Dominique Bianchi (Membre de l'exécutif d'A Cuncolta en 1989) : "Il a reconnu le fait colonial"

"Ce jour-là, nous étions devant la télé avec un groupe de militants et de responsables nationalistes. On n’en croyait pas nos oreilles. On ne pensait jamais que Michel Rocard allait aller jusque-là. Il s’exprime quand même devant l’ensemble des députés français. Il parle de la conquête militaire, dit que la Corse a été vendue par Gênes. Il évoque ensuite l’exploitation des terres de la plaine orientale réservées en priorité aux pieds noirs. Il va très loin. Il reconnaît véritablement le fait colonial, y compris en prenant l’exemple de la SOMIVAC (société de mise en valeur de la Corse). Je ne pense pas que ce discours ait enclenché le statut Joxe de 1991. Malheureusement, Michel Rocard n’avait pas ce pouvoir-là. Il ne fallait pas faire d’ombre au président François Mitterrand… Aujourd’hui, Michel Rocard reste le seul homme politique français à avoir reconnu officiellement devant la représentation française le fait colonial. Depuis, plus personne ne l’a fait. Ce qui ne me surprend absolument pas de la part de l’État français qui a attendu presque l’an 2000 pour reconnaître officiellement la guerre en Algérie."

Paul-Antoine Luciani (Responsable du Parti Communiste) : "Une vague d'indignation"

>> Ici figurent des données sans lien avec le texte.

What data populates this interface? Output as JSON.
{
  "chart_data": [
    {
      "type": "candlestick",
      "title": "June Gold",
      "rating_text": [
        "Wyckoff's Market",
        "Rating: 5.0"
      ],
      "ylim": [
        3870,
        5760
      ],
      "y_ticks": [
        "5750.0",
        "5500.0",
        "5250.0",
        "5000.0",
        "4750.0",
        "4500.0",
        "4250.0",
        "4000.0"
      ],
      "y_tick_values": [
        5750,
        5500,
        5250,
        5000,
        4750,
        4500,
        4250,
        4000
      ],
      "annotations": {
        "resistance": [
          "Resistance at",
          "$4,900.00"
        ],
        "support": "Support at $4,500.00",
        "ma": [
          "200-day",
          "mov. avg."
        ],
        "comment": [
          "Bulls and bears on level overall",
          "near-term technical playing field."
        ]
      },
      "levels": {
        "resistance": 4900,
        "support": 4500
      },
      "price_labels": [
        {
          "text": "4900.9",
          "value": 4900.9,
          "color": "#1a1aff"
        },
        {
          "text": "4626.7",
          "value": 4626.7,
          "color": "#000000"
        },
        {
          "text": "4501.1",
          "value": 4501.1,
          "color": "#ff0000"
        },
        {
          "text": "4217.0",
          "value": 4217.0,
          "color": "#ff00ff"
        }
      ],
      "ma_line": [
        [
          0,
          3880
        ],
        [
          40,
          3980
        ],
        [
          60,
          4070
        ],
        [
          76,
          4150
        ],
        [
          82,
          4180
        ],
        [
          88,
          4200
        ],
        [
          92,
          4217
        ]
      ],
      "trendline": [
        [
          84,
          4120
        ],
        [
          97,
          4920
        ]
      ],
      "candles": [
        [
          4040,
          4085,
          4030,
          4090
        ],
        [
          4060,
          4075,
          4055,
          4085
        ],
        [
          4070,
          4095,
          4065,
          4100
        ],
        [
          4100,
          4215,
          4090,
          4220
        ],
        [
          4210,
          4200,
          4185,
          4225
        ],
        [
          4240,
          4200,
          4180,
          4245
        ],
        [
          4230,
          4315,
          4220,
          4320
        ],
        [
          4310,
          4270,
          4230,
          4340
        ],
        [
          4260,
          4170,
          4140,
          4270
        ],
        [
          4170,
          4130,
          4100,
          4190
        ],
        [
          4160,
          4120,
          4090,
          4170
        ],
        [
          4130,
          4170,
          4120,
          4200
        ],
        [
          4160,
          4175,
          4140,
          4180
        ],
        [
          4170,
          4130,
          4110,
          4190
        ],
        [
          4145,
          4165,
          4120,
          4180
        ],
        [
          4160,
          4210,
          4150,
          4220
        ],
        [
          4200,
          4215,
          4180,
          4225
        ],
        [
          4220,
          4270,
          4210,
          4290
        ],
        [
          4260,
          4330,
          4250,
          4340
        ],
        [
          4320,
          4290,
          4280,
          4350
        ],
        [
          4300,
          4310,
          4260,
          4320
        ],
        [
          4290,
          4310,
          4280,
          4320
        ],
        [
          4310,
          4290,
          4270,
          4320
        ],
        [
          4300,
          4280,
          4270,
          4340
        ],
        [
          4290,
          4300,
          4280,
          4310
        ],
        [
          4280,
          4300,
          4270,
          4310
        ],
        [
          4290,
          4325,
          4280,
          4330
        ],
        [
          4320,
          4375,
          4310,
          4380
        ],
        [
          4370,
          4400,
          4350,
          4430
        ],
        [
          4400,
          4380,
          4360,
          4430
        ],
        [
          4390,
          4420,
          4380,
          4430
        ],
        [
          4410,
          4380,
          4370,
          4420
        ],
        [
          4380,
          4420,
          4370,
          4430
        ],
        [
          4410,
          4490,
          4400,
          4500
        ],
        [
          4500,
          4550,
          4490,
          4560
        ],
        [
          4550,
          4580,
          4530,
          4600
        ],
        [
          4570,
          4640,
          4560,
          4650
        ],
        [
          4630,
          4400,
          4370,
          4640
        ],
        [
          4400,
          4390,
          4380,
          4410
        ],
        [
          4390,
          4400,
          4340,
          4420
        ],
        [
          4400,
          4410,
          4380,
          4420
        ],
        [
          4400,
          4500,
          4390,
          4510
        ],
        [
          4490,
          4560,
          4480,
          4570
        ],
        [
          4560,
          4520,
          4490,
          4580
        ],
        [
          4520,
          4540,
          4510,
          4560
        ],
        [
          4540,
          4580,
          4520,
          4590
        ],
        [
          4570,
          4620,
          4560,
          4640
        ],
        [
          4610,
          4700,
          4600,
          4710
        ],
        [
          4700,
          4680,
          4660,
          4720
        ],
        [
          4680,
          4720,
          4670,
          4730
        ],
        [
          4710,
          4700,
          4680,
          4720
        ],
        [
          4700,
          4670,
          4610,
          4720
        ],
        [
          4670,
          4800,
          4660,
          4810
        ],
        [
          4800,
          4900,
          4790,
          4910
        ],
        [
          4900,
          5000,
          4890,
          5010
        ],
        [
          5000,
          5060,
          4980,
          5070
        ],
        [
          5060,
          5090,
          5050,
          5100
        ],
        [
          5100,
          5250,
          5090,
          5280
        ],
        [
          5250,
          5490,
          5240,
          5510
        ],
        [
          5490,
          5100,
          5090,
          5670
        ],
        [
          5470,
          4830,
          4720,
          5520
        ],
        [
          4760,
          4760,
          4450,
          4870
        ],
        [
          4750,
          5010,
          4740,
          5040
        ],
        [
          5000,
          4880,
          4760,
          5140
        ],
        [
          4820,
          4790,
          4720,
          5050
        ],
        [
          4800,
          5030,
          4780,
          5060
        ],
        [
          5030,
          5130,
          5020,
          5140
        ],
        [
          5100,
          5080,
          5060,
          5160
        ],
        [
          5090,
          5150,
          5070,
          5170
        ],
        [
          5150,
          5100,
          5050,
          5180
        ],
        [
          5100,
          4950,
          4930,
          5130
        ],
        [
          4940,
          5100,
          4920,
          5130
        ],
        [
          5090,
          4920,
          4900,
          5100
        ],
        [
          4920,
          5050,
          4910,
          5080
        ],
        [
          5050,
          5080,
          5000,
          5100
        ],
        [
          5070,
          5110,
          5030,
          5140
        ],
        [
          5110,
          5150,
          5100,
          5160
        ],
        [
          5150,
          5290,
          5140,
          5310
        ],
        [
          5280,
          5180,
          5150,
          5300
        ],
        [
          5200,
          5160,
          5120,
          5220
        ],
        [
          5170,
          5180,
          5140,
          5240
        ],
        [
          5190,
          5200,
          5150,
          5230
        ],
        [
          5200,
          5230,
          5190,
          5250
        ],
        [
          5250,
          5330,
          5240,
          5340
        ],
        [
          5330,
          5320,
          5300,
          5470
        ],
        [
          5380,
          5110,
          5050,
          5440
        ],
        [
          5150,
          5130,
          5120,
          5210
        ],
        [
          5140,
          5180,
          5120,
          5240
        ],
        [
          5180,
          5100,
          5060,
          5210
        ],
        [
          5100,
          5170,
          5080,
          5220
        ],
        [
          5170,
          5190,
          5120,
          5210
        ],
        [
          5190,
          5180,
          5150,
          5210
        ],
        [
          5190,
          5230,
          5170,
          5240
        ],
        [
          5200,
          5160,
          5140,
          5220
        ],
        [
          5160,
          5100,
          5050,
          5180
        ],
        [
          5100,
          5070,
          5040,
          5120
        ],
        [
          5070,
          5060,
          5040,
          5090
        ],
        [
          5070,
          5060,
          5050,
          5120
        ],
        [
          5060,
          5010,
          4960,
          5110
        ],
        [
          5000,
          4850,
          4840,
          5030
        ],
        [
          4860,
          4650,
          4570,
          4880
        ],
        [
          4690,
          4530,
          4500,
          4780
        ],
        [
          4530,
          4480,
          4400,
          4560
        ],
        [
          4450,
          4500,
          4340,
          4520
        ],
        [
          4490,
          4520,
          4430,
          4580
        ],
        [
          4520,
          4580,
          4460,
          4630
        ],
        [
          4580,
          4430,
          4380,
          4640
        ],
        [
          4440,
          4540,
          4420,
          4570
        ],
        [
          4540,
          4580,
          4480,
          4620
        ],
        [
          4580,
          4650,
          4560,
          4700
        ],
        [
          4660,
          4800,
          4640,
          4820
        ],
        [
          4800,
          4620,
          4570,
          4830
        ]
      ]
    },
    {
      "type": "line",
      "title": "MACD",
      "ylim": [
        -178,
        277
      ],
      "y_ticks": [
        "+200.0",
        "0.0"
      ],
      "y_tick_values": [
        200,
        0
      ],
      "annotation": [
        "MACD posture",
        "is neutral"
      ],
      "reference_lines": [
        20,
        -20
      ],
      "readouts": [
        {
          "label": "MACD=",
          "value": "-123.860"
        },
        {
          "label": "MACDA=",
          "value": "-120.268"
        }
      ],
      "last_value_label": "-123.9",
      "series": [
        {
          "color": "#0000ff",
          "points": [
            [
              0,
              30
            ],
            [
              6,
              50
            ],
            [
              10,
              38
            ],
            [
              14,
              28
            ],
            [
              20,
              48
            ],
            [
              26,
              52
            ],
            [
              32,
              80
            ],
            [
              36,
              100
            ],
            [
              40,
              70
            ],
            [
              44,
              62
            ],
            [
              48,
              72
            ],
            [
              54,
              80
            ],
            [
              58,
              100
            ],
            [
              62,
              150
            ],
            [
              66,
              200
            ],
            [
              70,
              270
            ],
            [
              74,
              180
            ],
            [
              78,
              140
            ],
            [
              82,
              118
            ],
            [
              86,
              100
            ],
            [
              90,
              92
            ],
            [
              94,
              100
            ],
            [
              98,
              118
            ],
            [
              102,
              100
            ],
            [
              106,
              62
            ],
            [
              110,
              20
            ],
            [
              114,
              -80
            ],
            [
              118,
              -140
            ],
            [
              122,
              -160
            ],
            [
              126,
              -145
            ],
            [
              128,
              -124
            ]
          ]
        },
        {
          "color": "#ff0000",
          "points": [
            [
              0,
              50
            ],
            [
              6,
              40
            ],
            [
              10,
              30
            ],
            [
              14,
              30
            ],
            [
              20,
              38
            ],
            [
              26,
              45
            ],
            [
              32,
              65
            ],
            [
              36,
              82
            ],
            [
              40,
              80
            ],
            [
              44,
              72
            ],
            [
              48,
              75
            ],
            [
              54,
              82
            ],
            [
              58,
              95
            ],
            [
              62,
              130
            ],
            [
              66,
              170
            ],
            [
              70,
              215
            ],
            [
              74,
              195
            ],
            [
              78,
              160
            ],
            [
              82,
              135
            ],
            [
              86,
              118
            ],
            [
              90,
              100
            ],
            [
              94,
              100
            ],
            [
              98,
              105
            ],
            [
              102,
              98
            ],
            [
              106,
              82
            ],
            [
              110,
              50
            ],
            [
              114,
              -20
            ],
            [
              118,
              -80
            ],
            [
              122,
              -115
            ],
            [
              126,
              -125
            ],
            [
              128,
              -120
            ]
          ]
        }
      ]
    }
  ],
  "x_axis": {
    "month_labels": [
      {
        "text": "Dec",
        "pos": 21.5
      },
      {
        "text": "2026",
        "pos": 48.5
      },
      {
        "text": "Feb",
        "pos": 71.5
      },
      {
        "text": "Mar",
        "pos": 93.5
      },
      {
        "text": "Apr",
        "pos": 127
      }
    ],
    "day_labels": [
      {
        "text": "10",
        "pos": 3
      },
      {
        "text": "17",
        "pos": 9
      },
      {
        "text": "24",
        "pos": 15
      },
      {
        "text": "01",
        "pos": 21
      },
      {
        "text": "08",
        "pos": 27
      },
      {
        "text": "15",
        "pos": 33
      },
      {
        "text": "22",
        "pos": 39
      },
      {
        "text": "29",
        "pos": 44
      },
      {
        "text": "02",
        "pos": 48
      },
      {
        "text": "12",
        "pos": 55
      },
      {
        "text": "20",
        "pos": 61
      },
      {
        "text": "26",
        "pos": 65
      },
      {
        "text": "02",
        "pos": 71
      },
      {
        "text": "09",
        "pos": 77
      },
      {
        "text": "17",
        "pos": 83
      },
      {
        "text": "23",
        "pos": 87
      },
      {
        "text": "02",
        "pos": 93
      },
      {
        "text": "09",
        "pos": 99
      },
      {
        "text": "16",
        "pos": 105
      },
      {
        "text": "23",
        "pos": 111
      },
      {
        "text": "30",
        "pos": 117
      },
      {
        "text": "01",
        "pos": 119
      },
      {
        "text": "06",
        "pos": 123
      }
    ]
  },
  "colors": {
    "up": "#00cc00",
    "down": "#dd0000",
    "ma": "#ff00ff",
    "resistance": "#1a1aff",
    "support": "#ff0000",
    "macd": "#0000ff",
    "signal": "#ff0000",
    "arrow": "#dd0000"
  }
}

"Ce discours, prononcé en plein conflit social dans l’île, a provoqué une vague d’indignation chez les grévistes et chez tous ceux qui défilaient dans les rues. Un rappel historique grossièrement mensonger (la Corse a coûté plus de vies humaines à la France que la guerre d’Algérie) et singulièrement sélectif ; une autocritique en trompe l’œil concernant l’installation des agriculteurs "pieds noirs" sur la Côte orientale ; le refus de prendre en compte la légitimité des revendications relatives à la vie chère. Autant d’éléments qui ont été rejetés par les syndicats et les manifestants, et qui ont entraîné une relance plus dure du conflit. C’est ainsi que, pour sortir de l’impasse où il s’était fourré lui-même, Michel Rocard a décidé d’organiser des "tables rondes" sur la fiscalité, la cherté de la vie, les transports dont l’animation générale a été confiée à l’Inspection générale des Finances, laquelle a produit un volumineux rapport (le "rapport Prada") que tout le monde a désormais oublié. Aujourd’hui, de ces événements, il ne reste que la prime de vie chère dont les agents (actifs, pas les retraités) des services publics continuent de bénéficier sans en connaître l’origine. À ma connaissance, ce discours de Michel Rocard ne fait plus aujourd'hui l’objet de débats publics. Il a été oublié du grand public et n’est plus connu que de quelques  syndicalistes et responsables publics, notamment ceux de ma génération."